Despite Negative Reports From Some US Based Financial Circles Europe's Economy better Off Longterm Than US

The British Guardian reports that there are special factors at work in the United States which make cities more vulnerable to swings in their economic fortunes than those in Europe, and special factors in Michigan and Detroit that left the once-mighty automobile center peculiarly open to decline.

The United States lets its cities sink or swim in a way inconceivable to Europeans. American cities fund their budgets from their own tax base, with only limited subventions from state or federal government. If that tax base shrinks, as it began to shrink in Detroit decades ago, they must borrow to maintain services and can dig themselves ultimately into a very deep debt pit.

British cities, by contrast, are constrained in what they can borrow and they receive support from central government on a basis which redistributes funding from richer to poorer communities.
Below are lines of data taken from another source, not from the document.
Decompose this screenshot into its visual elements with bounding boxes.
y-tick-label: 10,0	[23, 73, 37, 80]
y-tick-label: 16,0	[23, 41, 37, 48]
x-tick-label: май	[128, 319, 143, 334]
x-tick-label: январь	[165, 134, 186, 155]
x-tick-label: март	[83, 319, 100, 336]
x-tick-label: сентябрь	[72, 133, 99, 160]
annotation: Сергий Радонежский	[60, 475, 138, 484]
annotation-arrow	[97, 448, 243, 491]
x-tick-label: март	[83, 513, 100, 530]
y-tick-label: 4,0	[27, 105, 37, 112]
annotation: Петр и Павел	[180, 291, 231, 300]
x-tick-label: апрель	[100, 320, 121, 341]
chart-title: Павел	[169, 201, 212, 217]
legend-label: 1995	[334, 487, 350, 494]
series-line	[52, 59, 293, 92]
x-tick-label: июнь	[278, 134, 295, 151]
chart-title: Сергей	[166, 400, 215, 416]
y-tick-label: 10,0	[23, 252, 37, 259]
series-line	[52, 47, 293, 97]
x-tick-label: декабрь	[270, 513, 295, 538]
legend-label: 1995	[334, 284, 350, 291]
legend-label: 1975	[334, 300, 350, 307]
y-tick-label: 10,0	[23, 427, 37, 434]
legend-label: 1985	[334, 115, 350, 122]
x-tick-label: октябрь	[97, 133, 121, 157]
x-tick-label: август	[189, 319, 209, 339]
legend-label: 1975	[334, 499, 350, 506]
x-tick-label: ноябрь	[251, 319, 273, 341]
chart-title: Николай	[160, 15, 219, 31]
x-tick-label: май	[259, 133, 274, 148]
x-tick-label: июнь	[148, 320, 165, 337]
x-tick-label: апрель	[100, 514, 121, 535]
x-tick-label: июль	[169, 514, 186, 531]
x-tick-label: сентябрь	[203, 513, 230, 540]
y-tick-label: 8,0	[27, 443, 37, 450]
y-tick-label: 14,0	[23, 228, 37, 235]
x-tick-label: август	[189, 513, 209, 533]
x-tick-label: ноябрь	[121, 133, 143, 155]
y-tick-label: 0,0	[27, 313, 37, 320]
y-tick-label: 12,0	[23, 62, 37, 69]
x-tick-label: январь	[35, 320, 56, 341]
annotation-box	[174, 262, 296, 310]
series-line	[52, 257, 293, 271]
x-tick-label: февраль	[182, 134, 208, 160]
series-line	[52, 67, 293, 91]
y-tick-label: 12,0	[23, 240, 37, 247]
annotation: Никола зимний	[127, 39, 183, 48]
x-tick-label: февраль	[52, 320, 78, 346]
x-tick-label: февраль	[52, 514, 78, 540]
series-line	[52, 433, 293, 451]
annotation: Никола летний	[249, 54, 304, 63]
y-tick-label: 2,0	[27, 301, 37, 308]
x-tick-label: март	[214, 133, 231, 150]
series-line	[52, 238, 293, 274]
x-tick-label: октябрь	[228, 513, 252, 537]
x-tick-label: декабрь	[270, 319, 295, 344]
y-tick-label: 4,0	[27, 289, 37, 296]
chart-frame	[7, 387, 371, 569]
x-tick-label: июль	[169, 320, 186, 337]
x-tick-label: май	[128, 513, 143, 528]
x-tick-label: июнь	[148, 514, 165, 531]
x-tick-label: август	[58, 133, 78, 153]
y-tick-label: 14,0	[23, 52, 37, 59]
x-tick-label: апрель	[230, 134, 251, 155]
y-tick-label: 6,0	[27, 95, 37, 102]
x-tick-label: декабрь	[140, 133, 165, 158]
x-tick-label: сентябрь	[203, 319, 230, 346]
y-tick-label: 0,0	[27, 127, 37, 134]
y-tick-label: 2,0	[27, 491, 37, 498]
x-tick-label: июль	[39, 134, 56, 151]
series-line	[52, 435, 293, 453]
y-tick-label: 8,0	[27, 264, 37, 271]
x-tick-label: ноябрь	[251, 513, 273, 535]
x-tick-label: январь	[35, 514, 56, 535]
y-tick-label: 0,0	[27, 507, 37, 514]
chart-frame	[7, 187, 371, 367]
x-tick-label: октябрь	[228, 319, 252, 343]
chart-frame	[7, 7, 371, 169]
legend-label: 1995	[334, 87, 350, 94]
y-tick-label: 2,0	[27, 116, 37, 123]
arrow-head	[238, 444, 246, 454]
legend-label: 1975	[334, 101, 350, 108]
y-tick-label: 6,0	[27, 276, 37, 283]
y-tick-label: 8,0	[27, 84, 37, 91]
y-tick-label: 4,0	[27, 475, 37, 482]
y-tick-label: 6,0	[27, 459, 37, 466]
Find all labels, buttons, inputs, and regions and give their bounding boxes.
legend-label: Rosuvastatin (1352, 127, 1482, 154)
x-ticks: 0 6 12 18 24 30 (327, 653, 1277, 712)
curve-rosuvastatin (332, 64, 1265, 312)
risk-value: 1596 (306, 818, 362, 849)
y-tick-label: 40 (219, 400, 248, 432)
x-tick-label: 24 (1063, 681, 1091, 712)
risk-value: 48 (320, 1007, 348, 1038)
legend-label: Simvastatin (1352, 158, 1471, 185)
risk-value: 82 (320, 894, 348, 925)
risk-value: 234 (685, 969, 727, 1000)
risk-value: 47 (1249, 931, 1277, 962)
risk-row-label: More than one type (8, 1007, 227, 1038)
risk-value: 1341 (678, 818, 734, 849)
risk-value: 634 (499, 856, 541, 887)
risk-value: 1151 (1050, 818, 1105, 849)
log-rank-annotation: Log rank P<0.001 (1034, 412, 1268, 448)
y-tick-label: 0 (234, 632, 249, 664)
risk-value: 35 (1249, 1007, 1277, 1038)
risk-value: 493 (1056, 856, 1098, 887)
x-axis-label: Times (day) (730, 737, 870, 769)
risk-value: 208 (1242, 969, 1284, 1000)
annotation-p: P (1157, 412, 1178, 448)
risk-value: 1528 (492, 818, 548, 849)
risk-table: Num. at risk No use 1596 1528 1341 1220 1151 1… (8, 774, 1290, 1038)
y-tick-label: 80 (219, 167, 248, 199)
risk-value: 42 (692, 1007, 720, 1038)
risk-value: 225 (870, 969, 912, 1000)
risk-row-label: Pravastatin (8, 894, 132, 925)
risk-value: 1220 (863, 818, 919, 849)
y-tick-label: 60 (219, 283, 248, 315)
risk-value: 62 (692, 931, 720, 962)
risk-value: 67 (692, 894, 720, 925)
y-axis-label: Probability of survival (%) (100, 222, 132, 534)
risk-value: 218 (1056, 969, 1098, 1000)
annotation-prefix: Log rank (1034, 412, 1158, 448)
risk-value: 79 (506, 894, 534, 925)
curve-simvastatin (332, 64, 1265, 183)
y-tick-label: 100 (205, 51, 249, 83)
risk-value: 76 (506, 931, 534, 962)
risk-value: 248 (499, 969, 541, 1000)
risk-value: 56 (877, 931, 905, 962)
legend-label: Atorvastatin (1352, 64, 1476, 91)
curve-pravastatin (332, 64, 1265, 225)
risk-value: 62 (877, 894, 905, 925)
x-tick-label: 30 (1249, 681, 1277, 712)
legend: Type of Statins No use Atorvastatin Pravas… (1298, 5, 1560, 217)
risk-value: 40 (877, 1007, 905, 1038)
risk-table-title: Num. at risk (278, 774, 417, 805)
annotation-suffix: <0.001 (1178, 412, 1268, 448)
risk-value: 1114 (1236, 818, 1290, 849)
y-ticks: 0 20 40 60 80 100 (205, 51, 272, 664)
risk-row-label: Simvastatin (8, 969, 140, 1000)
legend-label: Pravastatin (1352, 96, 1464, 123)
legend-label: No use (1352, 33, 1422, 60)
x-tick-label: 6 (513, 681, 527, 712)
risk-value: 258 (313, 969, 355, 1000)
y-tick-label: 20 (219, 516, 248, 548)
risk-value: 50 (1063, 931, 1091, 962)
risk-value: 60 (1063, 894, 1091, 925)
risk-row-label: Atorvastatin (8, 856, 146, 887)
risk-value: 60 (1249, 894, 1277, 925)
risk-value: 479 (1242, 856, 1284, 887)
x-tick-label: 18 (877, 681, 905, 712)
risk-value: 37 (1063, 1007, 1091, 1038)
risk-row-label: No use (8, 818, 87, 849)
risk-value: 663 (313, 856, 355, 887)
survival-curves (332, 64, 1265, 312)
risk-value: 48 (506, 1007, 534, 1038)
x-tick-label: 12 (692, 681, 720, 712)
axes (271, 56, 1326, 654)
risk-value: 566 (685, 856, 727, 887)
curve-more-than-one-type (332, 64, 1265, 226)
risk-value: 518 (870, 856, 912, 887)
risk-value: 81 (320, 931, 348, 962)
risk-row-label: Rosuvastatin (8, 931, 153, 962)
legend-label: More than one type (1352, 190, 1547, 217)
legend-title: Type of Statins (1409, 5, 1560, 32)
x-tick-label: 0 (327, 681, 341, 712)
Some European countries, like Spain and Germany, are more like America.

Another difference is that the American middle class, and some businesses, have frequently been able to escape the tax demands of big cities by moving out to legally separate, lightly taxed satellite communities while continuing to earn their living in the urban core. In Europe such escapees often find themselves recaptured by boundary adjustments.

So European cities are better insulated against trouble than American ones. A city's misfortunes will usually be softened by funds from better-off regions, while in the United States such help is both less and comes later.

Local councils in Britain, for example, are warning more and more insistently that cuts in funding are moving beyond just impairing services to the point where they could completely undermine them.

In Detroit, gentrification nibbles at the edges of desolation. There are economic new starts, and optimists are looking for a tipping point into revival. Yet there is another tipping point, the one that opens up again that terrible landscape of burnt-out cars, shuttered shops and deserted roads. Detroit is not a precedent, but it is a warning.

The euro zone had done good work,says the IMF for instance in starting a banking union. And yes, the commitment by the European Central Bank (ECB) to intervene in bond markets had restored some order.

Investors are getting the message: Fund flows into European equities have risen for three consecutive weeks, the longest streak of inflows since January, Bank of America Merrill Lynch reported on Friday.